Geçtiğimiz hafta, 93 Harbi sırasında Rus işgaline karşı Aziziye savunmasına katılan ve halk direnişinin simgesi Nene Hatunu, Kurtuluş Savaşında 300 kişilik birliği ile İnönü’de, Sakarya’da, Dumlupınar’da vuruşan “Kara Fatma” yı çıkaran bir doğu ilimizin AKP li kadın milletvekili “Referandumda 100 yıllık prangadan kurtulacağız” diye yorumda bulundu.

Konuşmasının devamında bir sürü ipe sapa gelmez deli saçması sözler. Bu kişi bir millete vurulmak istenen asıl prangaları kıran, yukarıda adlarını andığımız saygın kadın kahramanlarımızın torunu olamaz.

Son seçimlerde partisi seçim bölgesinde %68 gibi rekor bir oy almamış olsa bu konuşmayı cahilliğine verip üzerinde durmayalım derdim. Ne yazık ki şimdiden havaya girip kendisine oy veren büyük seçmen kitlesini referandumda yalan yanlış bilgilerle yönlendirecek.

Unutma ki Atatürk devrimleri sayesinde eşit insan haklarına kavuştun. O devrimler sayesinde pek çok Avrupa ülkesi kadınlarından önce seçme ve seçilme şansına ulaştın. Bu sayede şimdiki bulunduğun yere geldin.

İthal anayasalar dediğin 1924 anayasası sonrasında ilk kadın avukatımız, ilk kadın diş hekimimiz, ilk kadın tıp profesörümüz ve daha pek çok ilkler ortaya çıktı. Ellili yıllardan sonra da ilk bakanımız, ilk başbakanımız, ilk valimiz, ilk belediye başkanımız hep prangalı sandığın bu hanımefendiler arasından çıktı.

Sen biliyor musun prangalı dediğin dönem öncesinde yapılan nüfus sayımlarında sadece erkekler sayılıyordu. Kadının adı bile yoktu.

1935 te ilk kadın milletvekili Satı Kadının TBMM’ye girmesini sağlayan  Atatürk bak ne diyor;

“İnsan topluluğu kadın ve erkek denilen iki cins insandan mürekkeptir. Kabil midir ki bu kitlenin bir parçasını ilerletelim, ötekini ihmal edelim de, kütlenin bütünlüğü ilerleyebilsin? Mümkün müdür ki, bir cismin yarısı toprağa zincirle bağlı kaldıkça, öteki kısım göklere yükselebilsin?”

Esas pranga, tüm yetkilerin bir tek kişide toplandığı rejimlerdeki insanların ayağındaki kösteklerdir.
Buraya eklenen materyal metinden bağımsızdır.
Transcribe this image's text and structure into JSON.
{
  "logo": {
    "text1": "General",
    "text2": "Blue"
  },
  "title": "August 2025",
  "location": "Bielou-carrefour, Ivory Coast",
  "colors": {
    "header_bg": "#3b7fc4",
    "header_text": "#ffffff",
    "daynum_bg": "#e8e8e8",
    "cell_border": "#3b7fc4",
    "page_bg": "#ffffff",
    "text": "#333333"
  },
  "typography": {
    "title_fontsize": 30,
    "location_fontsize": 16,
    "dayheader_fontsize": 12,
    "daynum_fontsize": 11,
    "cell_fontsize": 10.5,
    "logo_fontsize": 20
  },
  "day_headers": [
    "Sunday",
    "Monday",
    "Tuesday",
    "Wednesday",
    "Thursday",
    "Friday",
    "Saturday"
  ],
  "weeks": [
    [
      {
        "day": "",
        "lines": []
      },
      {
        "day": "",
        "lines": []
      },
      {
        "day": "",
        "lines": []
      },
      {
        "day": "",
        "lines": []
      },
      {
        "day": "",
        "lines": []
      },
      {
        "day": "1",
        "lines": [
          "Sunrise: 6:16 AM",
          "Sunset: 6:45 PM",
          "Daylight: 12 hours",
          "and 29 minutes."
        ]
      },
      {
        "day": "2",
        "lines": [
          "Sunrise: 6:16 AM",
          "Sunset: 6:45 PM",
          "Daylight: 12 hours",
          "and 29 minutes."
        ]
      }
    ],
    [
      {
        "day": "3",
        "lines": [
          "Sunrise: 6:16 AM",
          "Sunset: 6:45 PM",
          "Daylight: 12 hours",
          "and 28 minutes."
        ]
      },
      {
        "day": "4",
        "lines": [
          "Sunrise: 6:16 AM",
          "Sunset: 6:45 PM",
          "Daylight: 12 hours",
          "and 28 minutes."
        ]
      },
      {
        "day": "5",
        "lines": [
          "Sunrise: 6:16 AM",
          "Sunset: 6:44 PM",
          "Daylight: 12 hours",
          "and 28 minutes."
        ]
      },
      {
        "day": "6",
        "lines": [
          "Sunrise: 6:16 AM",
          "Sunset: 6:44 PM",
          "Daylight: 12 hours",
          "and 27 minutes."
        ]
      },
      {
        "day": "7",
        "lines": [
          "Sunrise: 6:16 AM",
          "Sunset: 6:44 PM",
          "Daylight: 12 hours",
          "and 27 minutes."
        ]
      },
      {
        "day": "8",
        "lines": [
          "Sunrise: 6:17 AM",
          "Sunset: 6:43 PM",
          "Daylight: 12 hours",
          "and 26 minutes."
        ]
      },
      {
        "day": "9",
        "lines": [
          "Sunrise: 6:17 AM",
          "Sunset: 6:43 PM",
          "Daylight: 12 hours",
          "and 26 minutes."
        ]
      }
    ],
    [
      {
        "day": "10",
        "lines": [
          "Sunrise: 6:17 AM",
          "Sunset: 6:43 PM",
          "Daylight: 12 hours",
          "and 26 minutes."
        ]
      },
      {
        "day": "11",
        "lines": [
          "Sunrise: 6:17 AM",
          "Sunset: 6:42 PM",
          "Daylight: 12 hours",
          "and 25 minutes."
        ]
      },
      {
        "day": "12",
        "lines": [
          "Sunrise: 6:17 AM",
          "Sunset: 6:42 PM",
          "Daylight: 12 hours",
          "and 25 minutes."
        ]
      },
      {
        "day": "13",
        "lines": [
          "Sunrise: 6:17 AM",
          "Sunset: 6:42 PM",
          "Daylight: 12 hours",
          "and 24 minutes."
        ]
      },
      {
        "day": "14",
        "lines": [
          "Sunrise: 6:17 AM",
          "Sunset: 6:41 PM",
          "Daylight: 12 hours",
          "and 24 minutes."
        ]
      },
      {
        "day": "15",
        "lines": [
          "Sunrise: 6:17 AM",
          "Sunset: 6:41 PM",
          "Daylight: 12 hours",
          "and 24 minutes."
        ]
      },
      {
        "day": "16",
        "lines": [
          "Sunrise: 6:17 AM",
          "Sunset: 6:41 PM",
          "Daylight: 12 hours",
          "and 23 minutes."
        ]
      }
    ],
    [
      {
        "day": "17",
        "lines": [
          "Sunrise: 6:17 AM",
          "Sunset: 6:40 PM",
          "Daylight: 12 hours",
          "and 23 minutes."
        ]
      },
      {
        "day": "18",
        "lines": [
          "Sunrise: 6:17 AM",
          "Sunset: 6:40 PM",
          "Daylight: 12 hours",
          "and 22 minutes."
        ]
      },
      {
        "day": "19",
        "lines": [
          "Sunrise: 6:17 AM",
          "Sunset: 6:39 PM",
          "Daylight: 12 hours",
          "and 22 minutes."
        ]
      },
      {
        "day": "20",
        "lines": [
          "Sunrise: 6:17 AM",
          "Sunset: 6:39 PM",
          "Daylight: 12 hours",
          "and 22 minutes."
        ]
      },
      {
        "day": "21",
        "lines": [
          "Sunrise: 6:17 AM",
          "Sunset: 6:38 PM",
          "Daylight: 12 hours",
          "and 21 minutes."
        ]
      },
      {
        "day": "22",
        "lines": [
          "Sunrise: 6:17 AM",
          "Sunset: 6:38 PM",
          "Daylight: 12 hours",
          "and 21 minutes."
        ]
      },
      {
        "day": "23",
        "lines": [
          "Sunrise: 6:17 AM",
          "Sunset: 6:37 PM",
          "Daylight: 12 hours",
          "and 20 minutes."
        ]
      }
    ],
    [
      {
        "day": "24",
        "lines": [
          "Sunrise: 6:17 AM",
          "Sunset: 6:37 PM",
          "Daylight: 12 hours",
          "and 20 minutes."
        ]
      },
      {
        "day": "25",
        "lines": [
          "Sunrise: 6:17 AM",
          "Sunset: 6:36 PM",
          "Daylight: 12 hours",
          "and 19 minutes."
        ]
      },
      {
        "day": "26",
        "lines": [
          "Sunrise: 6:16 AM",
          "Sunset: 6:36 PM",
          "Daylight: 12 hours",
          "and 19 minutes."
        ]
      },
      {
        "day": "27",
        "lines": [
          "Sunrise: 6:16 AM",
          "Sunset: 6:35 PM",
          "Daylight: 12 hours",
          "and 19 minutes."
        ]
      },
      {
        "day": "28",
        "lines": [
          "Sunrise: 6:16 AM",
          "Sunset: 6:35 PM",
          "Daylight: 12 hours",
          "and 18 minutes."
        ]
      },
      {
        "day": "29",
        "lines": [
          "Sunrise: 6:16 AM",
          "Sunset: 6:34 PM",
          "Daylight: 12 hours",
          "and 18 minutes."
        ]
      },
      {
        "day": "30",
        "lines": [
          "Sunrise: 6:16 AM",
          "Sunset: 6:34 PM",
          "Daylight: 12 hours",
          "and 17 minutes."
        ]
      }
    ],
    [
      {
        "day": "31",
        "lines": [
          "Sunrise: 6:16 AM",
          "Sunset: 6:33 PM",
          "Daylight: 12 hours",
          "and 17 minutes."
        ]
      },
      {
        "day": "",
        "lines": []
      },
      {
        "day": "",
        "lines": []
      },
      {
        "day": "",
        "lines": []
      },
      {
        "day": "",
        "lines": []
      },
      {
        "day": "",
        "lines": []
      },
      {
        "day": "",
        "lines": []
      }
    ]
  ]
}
Hidayet Türkoğlu NBA (Amerikan Basketbol Ligi) den doping yapma nedeniyle kovuldu ve Aksaraya danışman oldu, daha sonra da Basketbol Federasyon Başkanlığı koltuğuna oturdu. Herhalde birilerine örnek oldu da Futbol Federasyon

Başkanlığına aday olduğunu açıklayan Şeytan namı diğer futbolcumuz aynı yolu seçti.

Birilerine yakın olmak, gözüne girmek için “evet ben de varım” kampanyası başlattı. Peşine de milli takımda prim pazarlığına adı karışan tuzu kuru iki futbolcu ile bir popçuyu da kattı. Neyse ki oyunları tutmadı, fazla taraftar bulmadı.

Bakalım referanduma kadar daha ne trajikomik oyunlar göreceğiz.  Oyunculara vatandaşlar sorsa “biz neye evet diyeceğiz?” diye. Acaba asıl değişmesi gereken maddeler dururken, değiştirilmesi istenen on sekiz maddeden bir tekini anlatabilirler mi?

Her aklıselim sahibi seçmenin yapacağı tek bir şey var. Her türlü propagandaya kulağını tıkayıp, hayır veya evet diyeceği şu on sekiz maddeyi tek tek okuyup, düşünüp karar vermek.